Strengths of the study are the focus on the long-term (1 year after intervention completion) effectiveness and cost-effectiveness specifically in patients after autologous stem cell transplantation, the multicenter randomized controlled trial design, the use of a broad set of valid and reliable outcome measures, and the use of state-of-the-art statistical methods for evaluating the intervention’s cost-effectiveness (i.e., the use of seemingly unrelated regression, bootstrapping, and multiple imputation). Limitations of the study include the use of self-report for collecting cost data which may have introduced recall bias, the potential problems with generalizability to other countries with different healthcare systems and/or payment structures [6], and the large amount of missing cost data. However, missing effect and cost data were taken into account by the linear mixed model analyses and multiple imputation, respectively. Also, during follow-up, more intervention group patients used the extremely expensive drug lenalidomide than control group patients. As we did not expect the exercise intervention to have an impact on a patient’s need for lenalidomide, we dealt with this issue by treating patients as being lost to follow-up from the moment they started using lenalidomide, that is, as if their measurements were missing. The long-term effectiveness estimates slightly differ from those of the cost-effectiveness analyses. This is due to differences in the applied statistical methods, including (1) the use of mixed effect models in the effectiveness analyses, which are typically not applied in cost-effectiveness analyses, (2) multiple imputation, which is recommended for imputing missing cost data [26] versus maximum likelihood estimation, which is often used in effectiveness analyses, and (3) a correction for the possible correlation between costs and effects in the cost-effectiveness analyses [37].

The average cost of the 18-week exercise intervention of €1340 per patient on average was somewhat higher than the average cost of €858 per patient of the aforementioned 12-week high-intensity exercise intervention offered to patients with various types of cancer [12]. This amount is still relatively low as compared with the anti-cancer treatment costs. Therefore, exercise interventions, if effective, may have the potential to be included as part of standard care for patients with cancer. However, in its current form, and offered to patients recently treated with autologous stem cell transplantation, the exercise intervention is not effective at the short-term and long-term compared with usual care, nor cost-effective, and therefore, we do not recommend it to offer it as part of standard care.
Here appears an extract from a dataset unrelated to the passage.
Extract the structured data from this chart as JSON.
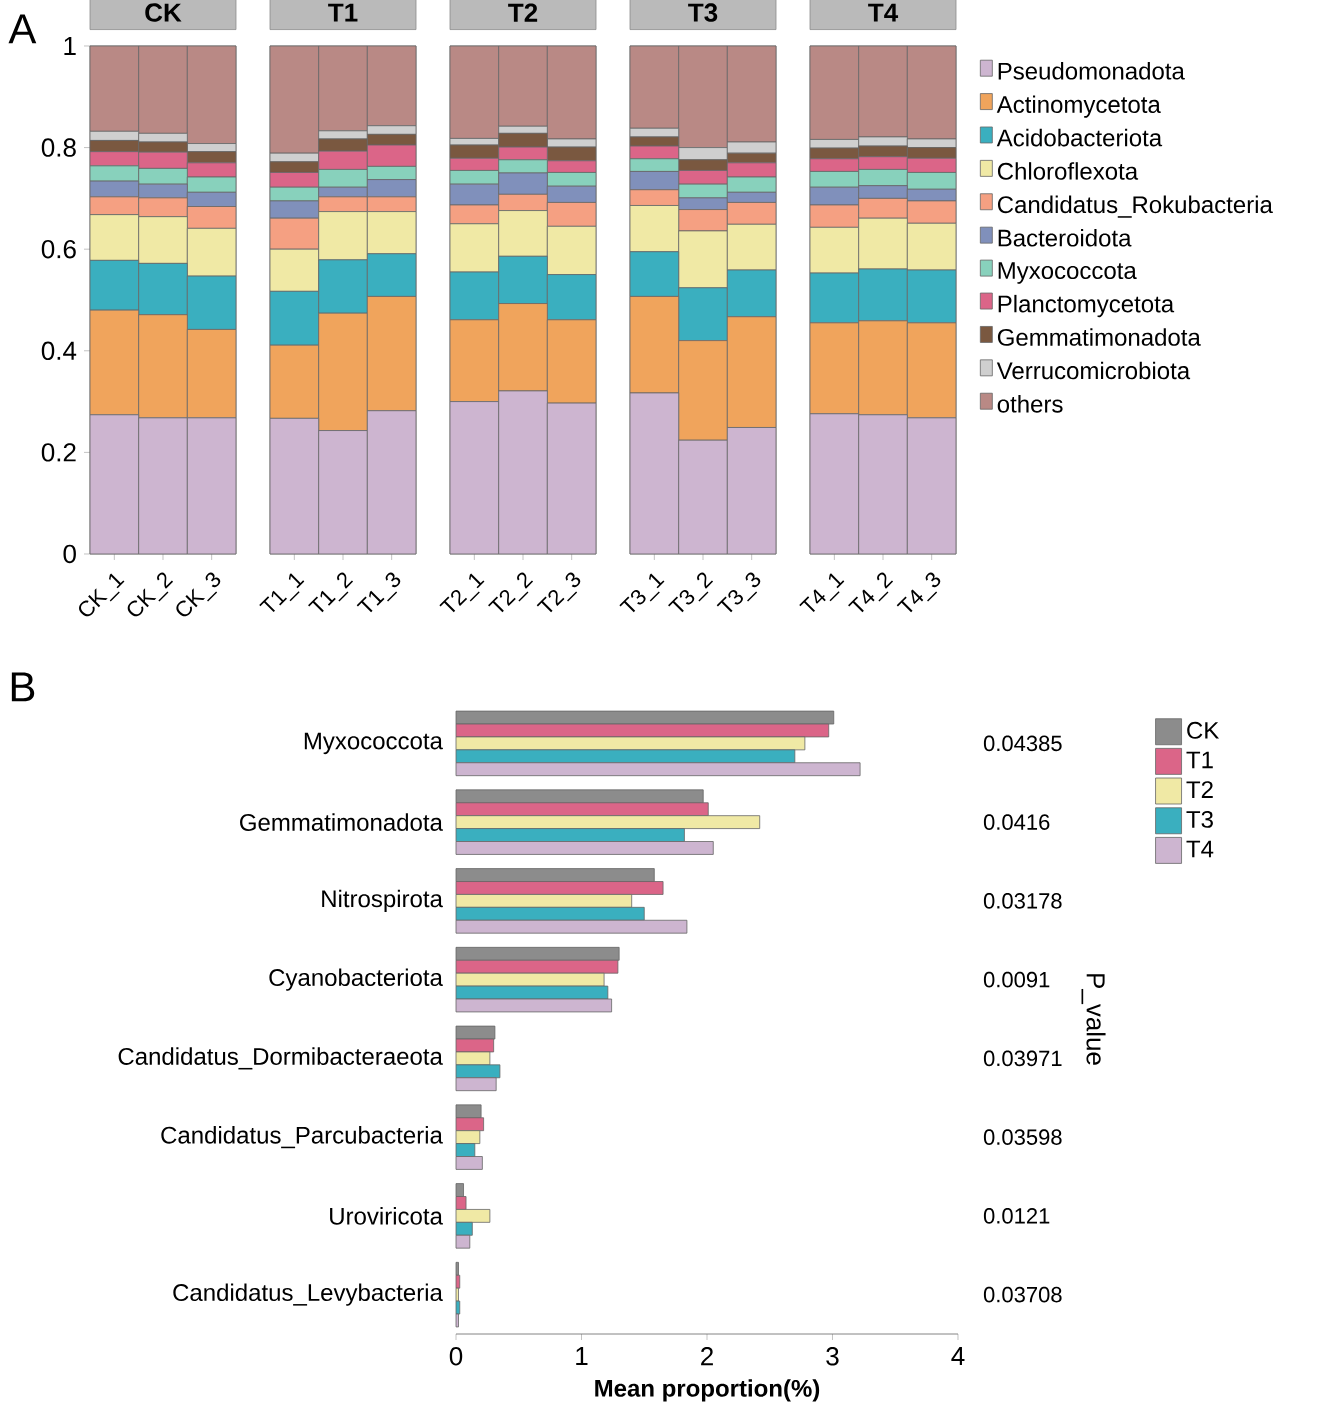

Future studies should examine the (long-term) effectiveness and cost-effectiveness of other types of exercise interventions and may concentrate on exercise interventions at different time points in the treatment trajectory of patients scheduled to receive stem cell transplantation.

In conclusion, we found no significant beneficial effects of the high-intensity combined resistance and interval exercise program on physical fitness and fatigue at long-term when compared with usual care, nor was the intervention cost-effective from a societal perspective.